A2: neural network models trained on large amounts of text data in an unsupervised manner

A3: a state-of-the-art walkthrough

Example Query: "What is the objectives when translating from English to Arabic?"

Ask("what is the objectives when translating from English to Arabic?")

output:

Q: what is the objectives when translating from English to Arabic ?

A1: assess the translation performance

A2: improves the translation accuracy

A3: better long sentence translation

Example Query: "What is Conclusion and Future Work?"
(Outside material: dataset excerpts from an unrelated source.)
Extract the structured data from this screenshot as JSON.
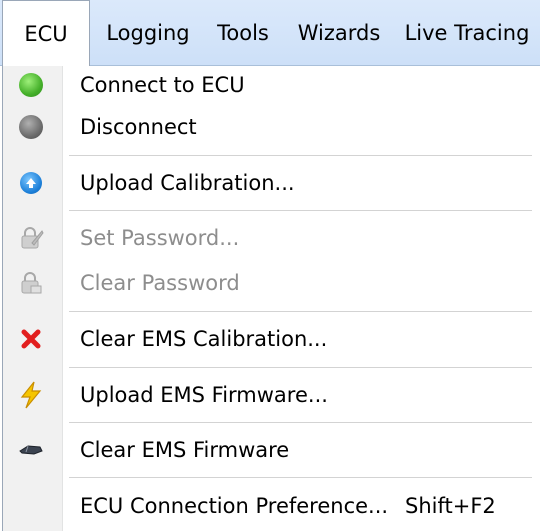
{
  "menubar": {
    "items": [
      {
        "label": "ECU",
        "active": true
      },
      {
        "label": "Logging"
      },
      {
        "label": "Tools"
      },
      {
        "label": "Wizards"
      },
      {
        "label": "Live Tracing"
      }
    ]
  },
  "menu": {
    "items": [
      {
        "label": "Connect to ECU",
        "icon": "green-dot-icon",
        "enabled": true
      },
      {
        "label": "Disconnect",
        "icon": "gray-dot-icon",
        "enabled": true
      },
      {
        "label": "Upload Calibration...",
        "icon": "upload-icon",
        "enabled": true
      },
      {
        "label": "Set Password...",
        "icon": "set-password-icon",
        "enabled": false
      },
      {
        "label": "Clear Password",
        "icon": "lock-icon",
        "enabled": false
      },
      {
        "label": "Clear EMS Calibration...",
        "icon": "red-x-icon",
        "enabled": true
      },
      {
        "label": "Upload EMS Firmware...",
        "icon": "lightning-icon",
        "enabled": true
      },
      {
        "label": "Clear EMS Firmware",
        "icon": "eraser-icon",
        "enabled": true
      },
      {
        "label": "ECU Connection Preference...",
        "shortcut": "Shift+F2",
        "icon": null,
        "enabled": true
      }
    ]
  },
  "colors": {
    "menubar_bg": "#d6e6fa",
    "gutter_bg": "#f1f1f1",
    "disabled_text": "#8d8d8d",
    "separator": "#d3d3d3"
  }
}
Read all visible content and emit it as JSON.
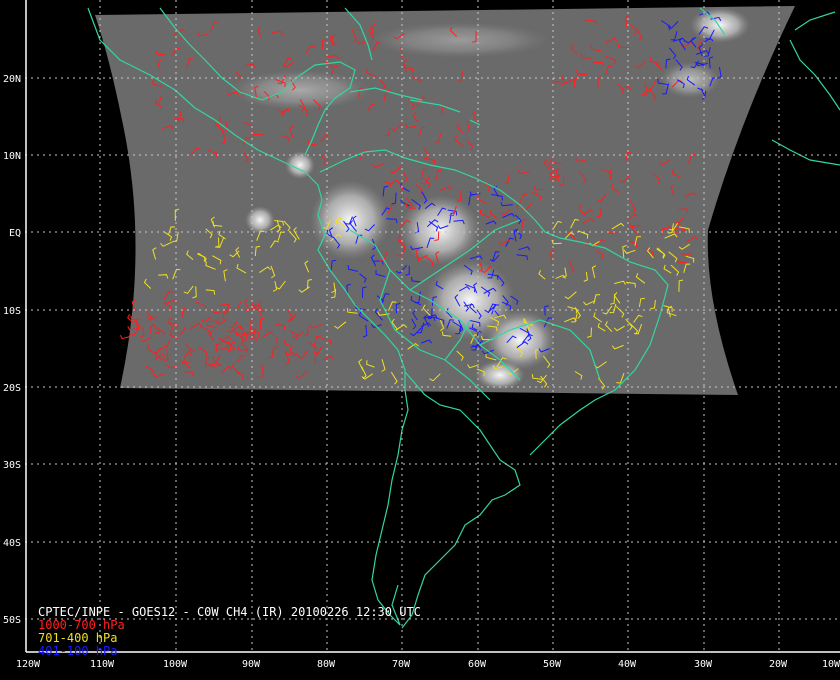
{
  "map": {
    "caption": "CPTEC/INPE - GOES12 - C0W CH4 (IR) 20100226 12:30 UTC",
    "legend": [
      {
        "label": "1000-700 hPa",
        "color": "#ff2020"
      },
      {
        "label": "701-400 hPa",
        "color": "#f0e020"
      },
      {
        "label": "401-100 hPa",
        "color": "#1a1aff"
      }
    ],
    "lon_ticks": [
      "120W",
      "110W",
      "100W",
      "90W",
      "80W",
      "70W",
      "60W",
      "50W",
      "40W",
      "30W",
      "20W",
      "10W"
    ],
    "lat_ticks": [
      "20N",
      "10N",
      "EQ",
      "10S",
      "20S",
      "30S",
      "40S",
      "50S"
    ],
    "colors": {
      "coast": "#33d6a0",
      "grid": "#c8c8c8",
      "background": "#000000",
      "imagery": "#6e6e6e"
    }
  }
}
Ask("what is Conclusion and Future Work?")

output:

Q: what is Conclusion and Future Work ?

A1: advancing machine translation capabilities for the English–Arabic language pairs

A2: state-of-the-art pretrained language models

A3: Sect. 6 offers recommendations and future work, highlighting potential avenues for enhancing the PLM performance


In this walkthrough

we've successfully set up Elasticsearch for our open-domain question answering system. We pulled the Elasticsearch Docker image, configured a single-node cluster, and created an index named 'error_plms' to store relevant data.

After formatting our data and uploading it to the Elasticsearch index, we established a Haystack pipeline with a retriever using the BM25 algorithm and a reader utilizing a BERT-based model.

Demonstrating the system's functionality, we provided example queries with their corresponding responses, showcasing accurate information retrieval from the Elasticsearch index.

Conclusion

In conclusion, with Elasticsearch integrated into our question answering pipeline, we've laid a strong foundation for an efficient open-domain question answering system, capable of handling diverse user queries effectively.